You know you’ve got a problem when people don’t want to fly your airline because of your equipment.

Another quote from Kelly. And, right on the money. American Airlines has problems. Their new ad campaign claims to have insight into why a person flys. The quote on the splash page embodies everything that is wrong with spending thousands, if not millions, of dollars on an ad campaign rather than infusing the money into the customer’s experience.

It’s the destination, not the flight. It’s why you fly.

American’s right, we fly because we can’t wait to get to the destination. Some of us can’t wait to see a loved one, or get to the next business destination. But, we also care about what happens in flight. We care how comfortable your seats are, what amentities you provide. Even if those amentities are the “little things.” We care.

Right now American’s entire fleet is littered with some of the worst airplanes developed in the last 20 years. The customer experience is a tragedy. Frontier is a little airline run out of Denver, Colorado with an entire fleet of the best planes on the market, Direct TV in-flight, great snacks, and pilots with a sense of humor.

You can jump up and down screaming at your customers all you want. Even if you’ve got a brilliantly designed ad campaign, the product matters. Design matters. The experience matters.

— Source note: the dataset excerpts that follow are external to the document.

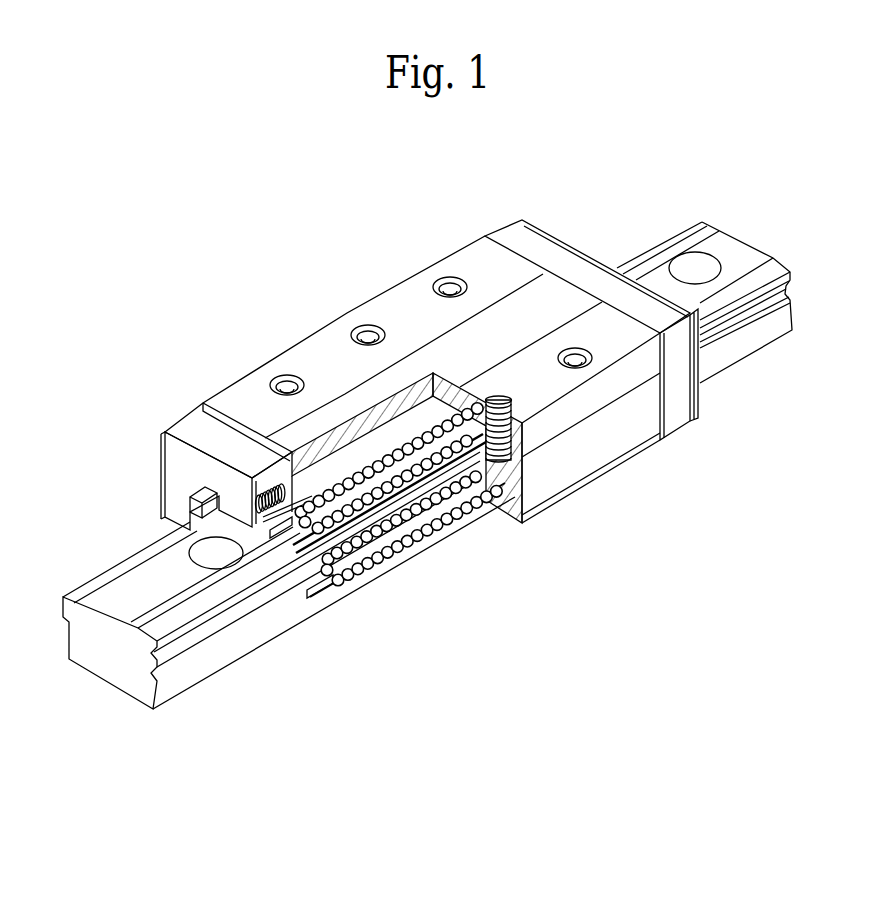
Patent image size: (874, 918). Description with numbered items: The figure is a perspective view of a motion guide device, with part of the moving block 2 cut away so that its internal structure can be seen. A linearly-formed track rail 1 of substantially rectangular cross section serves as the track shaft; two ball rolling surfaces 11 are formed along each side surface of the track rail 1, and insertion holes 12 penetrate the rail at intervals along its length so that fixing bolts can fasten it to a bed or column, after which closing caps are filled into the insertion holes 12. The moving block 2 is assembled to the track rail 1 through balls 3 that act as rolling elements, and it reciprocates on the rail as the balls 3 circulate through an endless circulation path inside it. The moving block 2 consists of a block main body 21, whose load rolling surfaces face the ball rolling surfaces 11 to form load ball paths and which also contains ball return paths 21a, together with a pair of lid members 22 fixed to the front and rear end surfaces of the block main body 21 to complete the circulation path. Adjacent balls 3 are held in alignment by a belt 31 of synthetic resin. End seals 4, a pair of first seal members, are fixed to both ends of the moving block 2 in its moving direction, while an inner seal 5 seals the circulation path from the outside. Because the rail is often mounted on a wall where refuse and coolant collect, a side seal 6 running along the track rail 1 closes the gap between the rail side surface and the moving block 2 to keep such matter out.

The track rail 1 is at (447, 433).
The ball rolling surfaces 11 is at (735, 286).
The insertion holes 12 is at (705, 262).
The moving block 2 is at (424, 409).
The block main body 21 is at (415, 300).
The ball return paths 21a is at (520, 522).
The lid members 22 is at (513, 243).
The balls 3 is at (387, 573).
The belt 31 is at (453, 537).
The end seals 4 is at (162, 455).
The inner seal 5 is at (278, 522).
The side seal 6 is at (323, 595).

Why not spend that ad money on keeping pillows on your planes? Changing the snacks? Giving your pilots a comedy class? Maybe even evolving your brand (that aluminum look has to go) and the old-school MD80s all of your customers hate.

2 Responses to “AA”

  1. Evan Says:

    Even “complacent” can’t describe American anymore. They are a household brand, so crappy marketing manages to fly. No pun intended.

  2. Tom Says:

    Landor actually did the aluminum brushed look — only after being coerced… story goes that Landor suggested something other than aluminum, but one of the marketing execs insisted upon having brushed aluminum after they painted and repainted a 737 numerous times until it “met his fancy”.

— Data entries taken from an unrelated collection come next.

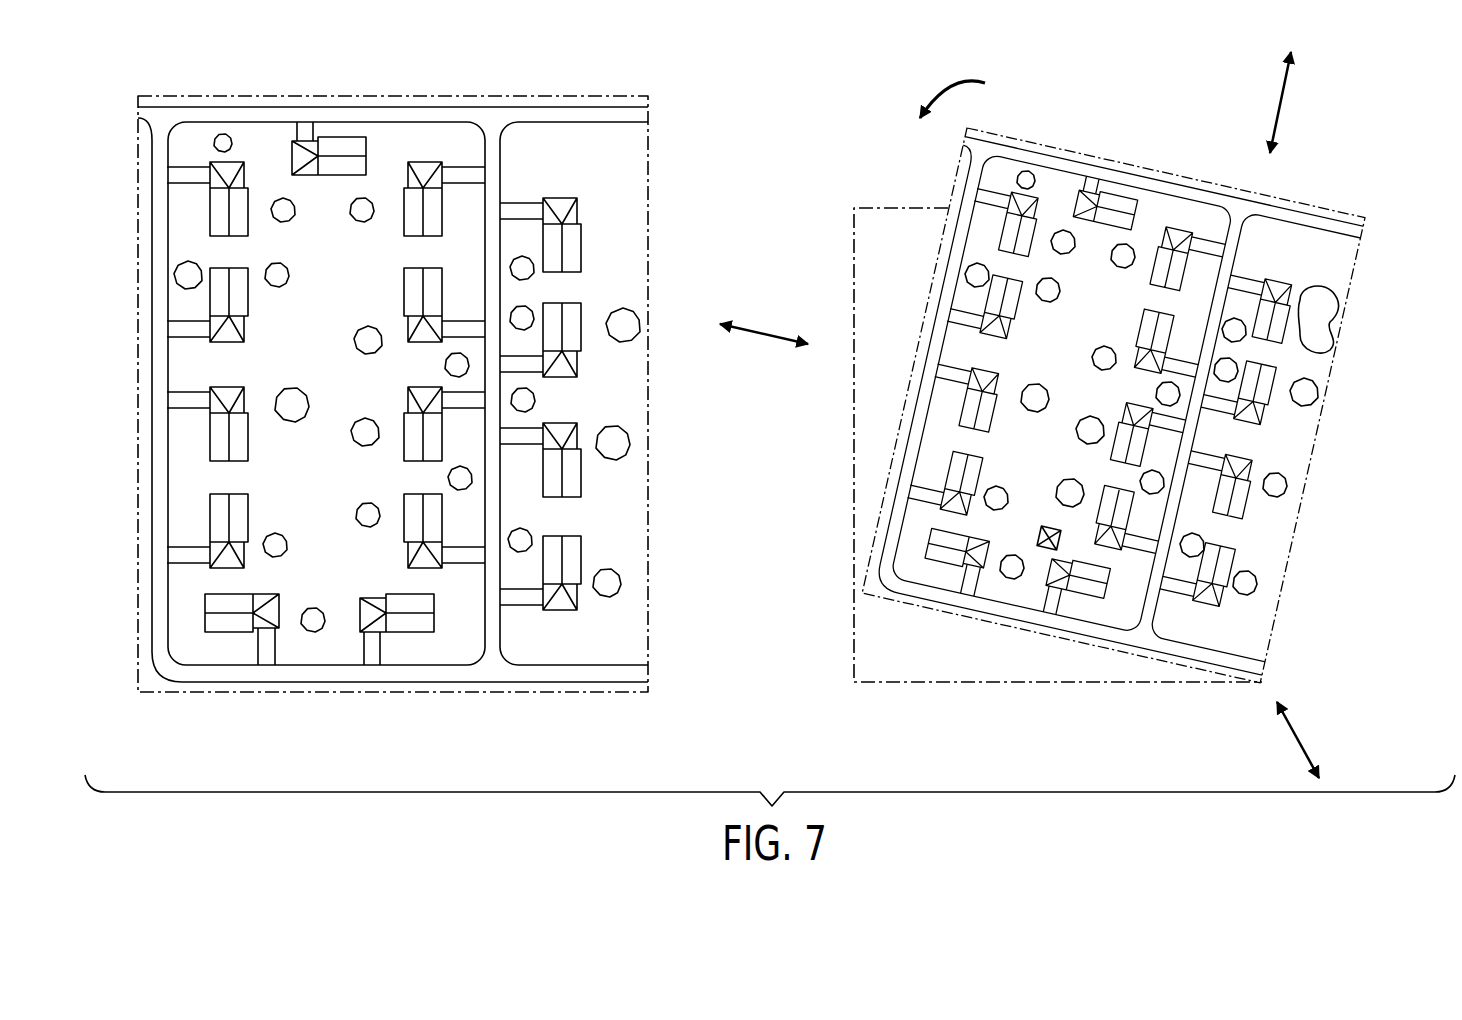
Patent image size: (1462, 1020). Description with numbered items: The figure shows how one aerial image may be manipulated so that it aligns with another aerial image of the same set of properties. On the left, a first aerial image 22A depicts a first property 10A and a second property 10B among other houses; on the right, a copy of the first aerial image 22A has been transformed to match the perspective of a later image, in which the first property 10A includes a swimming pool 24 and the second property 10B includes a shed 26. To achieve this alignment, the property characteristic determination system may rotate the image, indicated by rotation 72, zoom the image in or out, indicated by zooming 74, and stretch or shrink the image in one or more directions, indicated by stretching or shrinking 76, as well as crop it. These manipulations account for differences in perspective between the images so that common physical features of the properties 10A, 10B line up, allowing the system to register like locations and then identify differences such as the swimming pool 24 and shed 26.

The first property 10A is at (560, 198).
The second property 10B is at (217, 603).
The first aerial image 22A is at (683, 135).
The swimming pool 24 is at (1327, 305).
The shed 26 is at (1046, 528).
The rotation 72 is at (948, 83).
The zooming in or out 74 is at (1278, 100).
The stretching or shrinking 76 is at (1300, 740).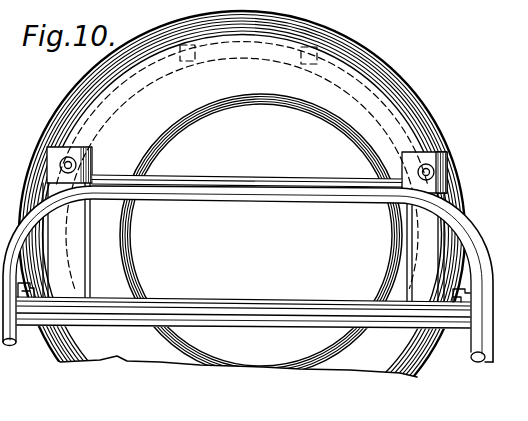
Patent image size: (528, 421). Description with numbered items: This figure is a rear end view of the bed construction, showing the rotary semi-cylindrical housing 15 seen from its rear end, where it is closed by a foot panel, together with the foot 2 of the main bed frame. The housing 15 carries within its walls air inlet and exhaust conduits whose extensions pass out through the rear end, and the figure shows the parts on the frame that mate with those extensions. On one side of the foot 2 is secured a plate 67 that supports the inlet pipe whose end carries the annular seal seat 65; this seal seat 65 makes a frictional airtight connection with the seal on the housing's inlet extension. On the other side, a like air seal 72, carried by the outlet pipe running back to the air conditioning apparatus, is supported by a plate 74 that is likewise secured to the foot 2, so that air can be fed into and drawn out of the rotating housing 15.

The semi-cylindrical housing 15 is at (371, 97).
The foot 2 is at (330, 193).
The annular seal seat 65 is at (402, 163).
The plate 67 is at (438, 157).
The air seal 72 is at (92, 160).
The plate 74 is at (82, 225).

    I think we have the AA execs of the 90s to blame for their meltdown. But some of the same guys are still there.

    They’ve started to have a rebound (at least in their stock price), but advertising should be a halo after you’ve already reformed the customer experience — not before…

    Just take a look at how weak their mission and vision is…
    (http://www.aa.com/content/amrcorp/corporateInformation/facts/structure.jhtml)

    If you compare that with Frontier’s:
    http://www.frontierairlines.com/about/awda.asp

    It seems like “a whole different animal” to me!